『三月の5日間』リクリエーション北京公演劇評:この日本の若者たち、どこかで会ったことあるかも

『北京青年報』2018年1月23日

テキスト:スン・シャオシン

翻訳:小山ひとみ

(この記事は2018年1月23日に『北京青年報』に掲載された原稿の転載です。)

 2016年、国際交流基金主催の『演劇最強論 in China』のシンポジウムのなかで、評論家の藤原ちから氏と徳永京子氏が「岡田利規は日本の現代現劇におけるターニングポイントである」と語った。中国初公演の『三月の5日間』は、岡田の代表作をリクリエーションした作品だ。2005年に岸田國士戯曲賞を受賞した時のバージョンとは違い、俳優は全員90年代生まれで、舞台もシンプルな建築的空間で見せている。脚本の本筋は変わらず、ミノベとユッキーという東京で生活する若者が六本木のライブハウスで知り合い、渋谷のラブホテルで三月のある5日間を過ごすというストーリーだ。この5日間、特に奇跡が起こるわけでもなく、ミノベはユッキーに、自分たちは「ずっと」とか「永遠」という関係性ではないことを確認する。ユッキーはわかりきっていたかのように肯定する。二人は今後、再会するんじゃないかと心配するが、ユッキーは、「ライブハウスは暗い」から、「お互い歳をとる」から、または「東京は広い」から会っても分からないだろうと語る。別れる時、しっかりホテル代は割り勘するけれど、お互いに名前を聞くことはしない。ユッキーが言うところの「出来事が起こった現場」だったラブホテルに戻る時、人間を動物として見間違えたことで、路上で吐いてしまう。このような経験は、ミノベやユッキーにとっては初めてのことではないだろうし、おそらく、最後でもないだろう。

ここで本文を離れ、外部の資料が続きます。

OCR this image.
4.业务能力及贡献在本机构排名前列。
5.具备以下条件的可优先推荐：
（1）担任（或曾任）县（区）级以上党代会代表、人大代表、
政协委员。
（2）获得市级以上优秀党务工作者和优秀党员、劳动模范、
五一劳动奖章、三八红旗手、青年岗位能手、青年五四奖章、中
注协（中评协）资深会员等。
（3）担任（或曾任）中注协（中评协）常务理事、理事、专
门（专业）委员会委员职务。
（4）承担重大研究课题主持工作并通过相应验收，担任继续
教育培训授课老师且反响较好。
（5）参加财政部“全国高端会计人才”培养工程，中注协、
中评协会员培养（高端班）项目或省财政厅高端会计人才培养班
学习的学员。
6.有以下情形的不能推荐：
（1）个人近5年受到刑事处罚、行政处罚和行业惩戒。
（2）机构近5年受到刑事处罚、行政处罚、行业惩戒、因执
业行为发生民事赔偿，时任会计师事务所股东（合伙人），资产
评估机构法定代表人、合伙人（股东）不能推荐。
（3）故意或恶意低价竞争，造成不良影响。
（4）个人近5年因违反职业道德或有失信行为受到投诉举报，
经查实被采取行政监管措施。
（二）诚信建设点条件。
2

『三月の5日間』リクリエーション@KAAT神奈川芸術劇場 撮影:前澤秀登

 重要なのは、このシンプルなストーリーには、二つのエピソードが盛り込まれているということ。一つ目は、アズマはライブハウスに行く前、映画を見に行き、仮名ミッフィーという女の子に映画のチケットをあげたことで、そのミッフィーから攻撃的なアプローチを受ける。アズマとミッフィーは、口コミが悪い映画を見ることで「癒し」を得るという変な癖がある。くせ者はくせ者を求めるというのは、「地球」(残酷なリアルの描写)に留まるための唯一の手段のようだ。その後、ミッフィーはアプローチに失敗する。彼女の言うところの「自爆」後は、部屋にこもり、ネット上で愚痴り、「火星」に逃げることを決心する。
 もう一つは、イラク戦争が始まったときで、ミノベとユッキーにとって、それはテレビの中で見る実力の差が激しい「サッカーの試合」にすぎず、また、イシハラとヤスイにとっては、反戦デモのおかげで暇つぶしができたというだけなのだ。
 前述と背景に関わるこの二つのエピソードは、ミノベとユッキーのストーリーを理解する上で重要なコンテクストになっている。ミッフィーは、空気に向かってなのか、ネットの世界に向かってなのか、「中二病」のように独り言をつぶやき、生存するには適さない現実から逃げ出したいと考えている。そして、イラク戦争はメディアの中の戦争と化し、まさにジャン・ボードリヤールが湾岸戦争は起こらなかったと言明したかのように、生々しい流血や死傷者というのは、ブラウン管のなかの無害なデータや映像と化し、反戦デモは、ディズニーランドのパレードのように、参加型のパフォーマンスとして消費される。戦争やデモのバーチャル化、景観化というのは、ミノベのような若者にとっての一種の拒絶反応で、『三月の5日間』の最も重要なテーマ、すなわち、個人と社会の関係という問題が想起される。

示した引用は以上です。